そうしてポケットから小さな箱を取り出します。
本の中や、人様の話から聞いてたシーンが、今まさに私の身に起こっているとは信じ難いことでした。私の双眼は真剣な顔のロカルドと、彼の手に乗せられた白い箱の上を何度か往復します。
夢よりも、夢のように思えたのです。
私は今も眠り続けているのでしょうか?
「アンナ…俺にチャンスをくれないか?」
「チャンス?」
「恋人で良いなんて言ったけど、君を幸せにするにはそれなりの時間が必要だと思うんだ。それに、ミュンヘンの屋敷は一人で住むには広過ぎる」
「……愚鈍なので、もっとシンプルに伝えてください」
ロカルドは息を呑んで、私の手を取りました。
「幸せにすると誓うよ。俺と結婚してほしい」
私は腕を伸ばして、冷え切った肩に触れてみます。
ロカルドの手が私の背中に回りました。
こうして触れていないと本当に夢ではないかと思ってしまうのです。この黄金色の髪も、本当は優しい目も、大きな手も、何もかもすべて。目を閉じたら消えてしまうのではないのかと恐ろしくなります。確かめるように指で触っていると、ロカルドの両手が私の頬を包みました。
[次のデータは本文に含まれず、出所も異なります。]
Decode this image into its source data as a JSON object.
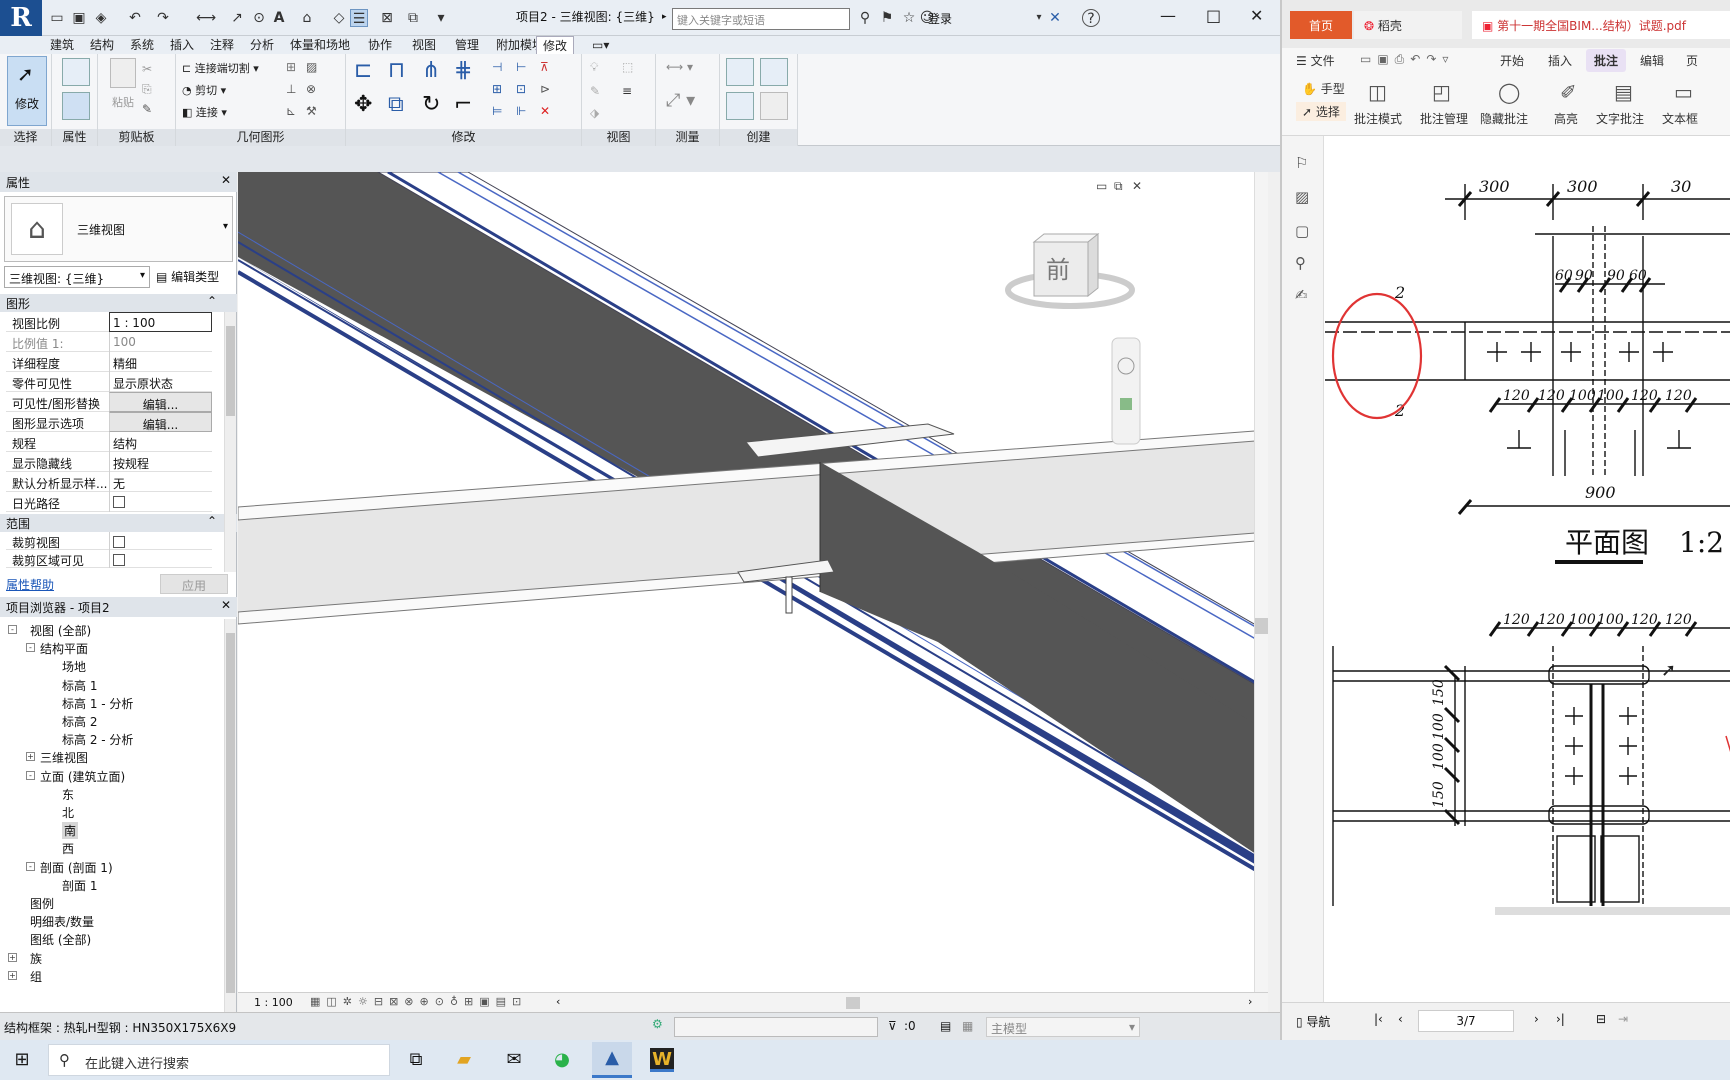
{
  "revit": {
    "window_title": "项目2 - 三维视图: {三维}",
    "search_placeholder": "键入关键字或短语",
    "login": "登录",
    "menu_tabs": [
      "建筑",
      "结构",
      "系统",
      "插入",
      "注释",
      "分析",
      "体量和场地",
      "协作",
      "视图",
      "管理",
      "附加模块",
      "修改"
    ],
    "ribbon": {
      "modify_label": "修改",
      "paste_label": "粘贴",
      "groups": [
        "选择",
        "属性",
        "剪贴板",
        "几何图形",
        "修改",
        "视图",
        "测量",
        "创建"
      ],
      "geom_buttons": [
        "连接端切割",
        "剪切",
        "连接"
      ]
    },
    "properties": {
      "title": "属性",
      "type_name": "三维视图",
      "view_selector": "三维视图: {三维}",
      "edit_type": "编辑类型",
      "section_graphics": "图形",
      "rows": [
        {
          "k": "视图比例",
          "v": "1 : 100"
        },
        {
          "k": "比例值 1:",
          "v": "100"
        },
        {
          "k": "详细程度",
          "v": "精细"
        },
        {
          "k": "零件可见性",
          "v": "显示原状态"
        },
        {
          "k": "可见性/图形替换",
          "v": "编辑..."
        },
        {
          "k": "图形显示选项",
          "v": "编辑..."
        },
        {
          "k": "规程",
          "v": "结构"
        },
        {
          "k": "显示隐藏线",
          "v": "按规程"
        },
        {
          "k": "默认分析显示样...",
          "v": "无"
        },
        {
          "k": "日光路径",
          "v": ""
        }
      ],
      "section_extent": "范围",
      "extent_rows": [
        {
          "k": "裁剪视图",
          "v": ""
        },
        {
          "k": "裁剪区域可见",
          "v": ""
        }
      ],
      "help": "属性帮助",
      "apply": "应用"
    },
    "browser": {
      "title": "项目浏览器 - 项目2",
      "items": [
        {
          "label": "视图 (全部)",
          "level": 0,
          "exp": "-"
        },
        {
          "label": "结构平面",
          "level": 1,
          "exp": "-"
        },
        {
          "label": "场地",
          "level": 2,
          "exp": ""
        },
        {
          "label": "标高 1",
          "level": 2,
          "exp": ""
        },
        {
          "label": "标高 1 - 分析",
          "level": 2,
          "exp": ""
        },
        {
          "label": "标高 2",
          "level": 2,
          "exp": ""
        },
        {
          "label": "标高 2 - 分析",
          "level": 2,
          "exp": ""
        },
        {
          "label": "三维视图",
          "level": 1,
          "exp": "+"
        },
        {
          "label": "立面 (建筑立面)",
          "level": 1,
          "exp": "-"
        },
        {
          "label": "东",
          "level": 2,
          "exp": ""
        },
        {
          "label": "北",
          "level": 2,
          "exp": ""
        },
        {
          "label": "南",
          "level": 2,
          "exp": ""
        },
        {
          "label": "西",
          "level": 2,
          "exp": ""
        },
        {
          "label": "剖面 (剖面 1)",
          "level": 1,
          "exp": "-"
        },
        {
          "label": "剖面 1",
          "level": 2,
          "exp": ""
        },
        {
          "label": "图例",
          "level": 0,
          "exp": ""
        },
        {
          "label": "明细表/数量",
          "level": 0,
          "exp": ""
        },
        {
          "label": "图纸 (全部)",
          "level": 0,
          "exp": ""
        },
        {
          "label": "族",
          "level": 0,
          "exp": "+"
        },
        {
          "label": "组",
          "level": 0,
          "exp": "+"
        }
      ]
    },
    "viewcube_face": "前",
    "view_scale": "1 : 100",
    "status": "结构框架 : 热轧H型钢 : HN350X175X6X9",
    "status_zero": ":0",
    "status_model": "主模型"
  },
  "pdf": {
    "tab_home": "首页",
    "tab_daoke": "稻壳",
    "tab_doc": "第十一期全国BIM...结构）试题.pdf",
    "menu": [
      "文件",
      "开始",
      "插入",
      "批注",
      "编辑",
      "页"
    ],
    "tools": [
      "手型",
      "选择",
      "批注模式",
      "批注管理",
      "隐藏批注",
      "高亮",
      "文字批注",
      "文本框"
    ],
    "drawing": {
      "top_dims": [
        "300",
        "300",
        "30"
      ],
      "dims_60_90": [
        "60",
        "90",
        "90",
        "60"
      ],
      "dims_120": [
        "120",
        "120",
        "100",
        "100",
        "120",
        "120"
      ],
      "dims_lower": [
        "120",
        "120",
        "100",
        "100",
        "120",
        "120"
      ],
      "vertical_dims": [
        "150",
        "100",
        "100",
        "150"
      ],
      "dim_900": "900",
      "section_mark": "2",
      "plan_title": "平面图",
      "plan_scale": "1:2"
    },
    "nav": "导航",
    "page": "3/7"
  },
  "taskbar": {
    "search": "在此键入进行搜索"
  }
}
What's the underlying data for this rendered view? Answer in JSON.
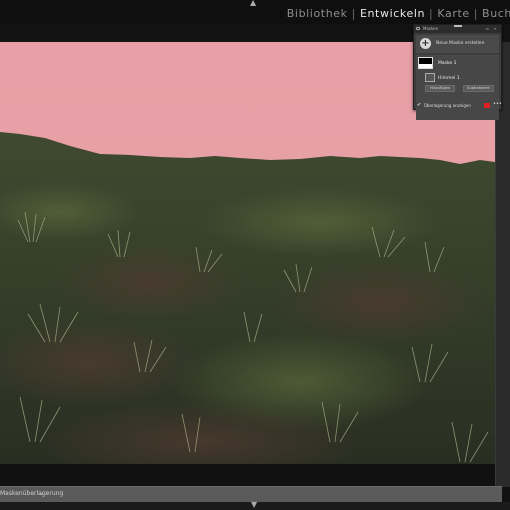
{
  "top_nav": {
    "modules": [
      {
        "label": "Bibliothek",
        "active": false
      },
      {
        "label": "Entwickeln",
        "active": true
      },
      {
        "label": "Karte",
        "active": false
      },
      {
        "label": "Buch",
        "active": false
      }
    ]
  },
  "mask_panel": {
    "title": "Masken",
    "new_mask_label": "Neue Maske erstellen",
    "masks": [
      {
        "name": "Maske 1",
        "components": [
          "Himmel 1"
        ]
      }
    ],
    "add_button": "Hinzufügen",
    "subtract_button": "Subtrahieren",
    "show_overlay_label": "Überlagerung anzeigen",
    "show_overlay_checked": true,
    "overlay_color": "#e02020"
  },
  "toolbar": {
    "overlay_label": "Maskenüberlagerung"
  },
  "photo": {
    "sky_colors": [
      "#e8a0a6",
      "#e4a1a3",
      "#caa09a"
    ],
    "ground_color": "#3c4a2a"
  }
}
「時間が掛かってごめん。ミュンヘンを立て直すまでは待とうかと思ったんだが、」
「そうしたら私はおばあちゃんになってしまいます…」
「いや、銀行から融資を受けること出来そうなんだ。来月には会社として立ち上げるつもりだ」
まだ小さいけど、と少しだけ自信がなさそうに下を向くロカルドの目を覗き込みます。
「大丈夫ですよ……貴方なら、大丈夫」
「不思議だな。君がそう言ってくれると本当になんでも出来るような気がしてくる」
私たちはひとしきり笑って、唇を重ねました。
口付けに応えながら、私はどうしてこのキスが気持ち良いのか分かった気がしました。それはたぶん、自分で思っている以上に私が彼のことを好きだからでしょう。
誰かのことを愛して、その人も私を愛してくれる。
こんなに幸せなことだったなんて知りませんでした。
ロカルドはいつだって、私に新しい気持ちを教えます。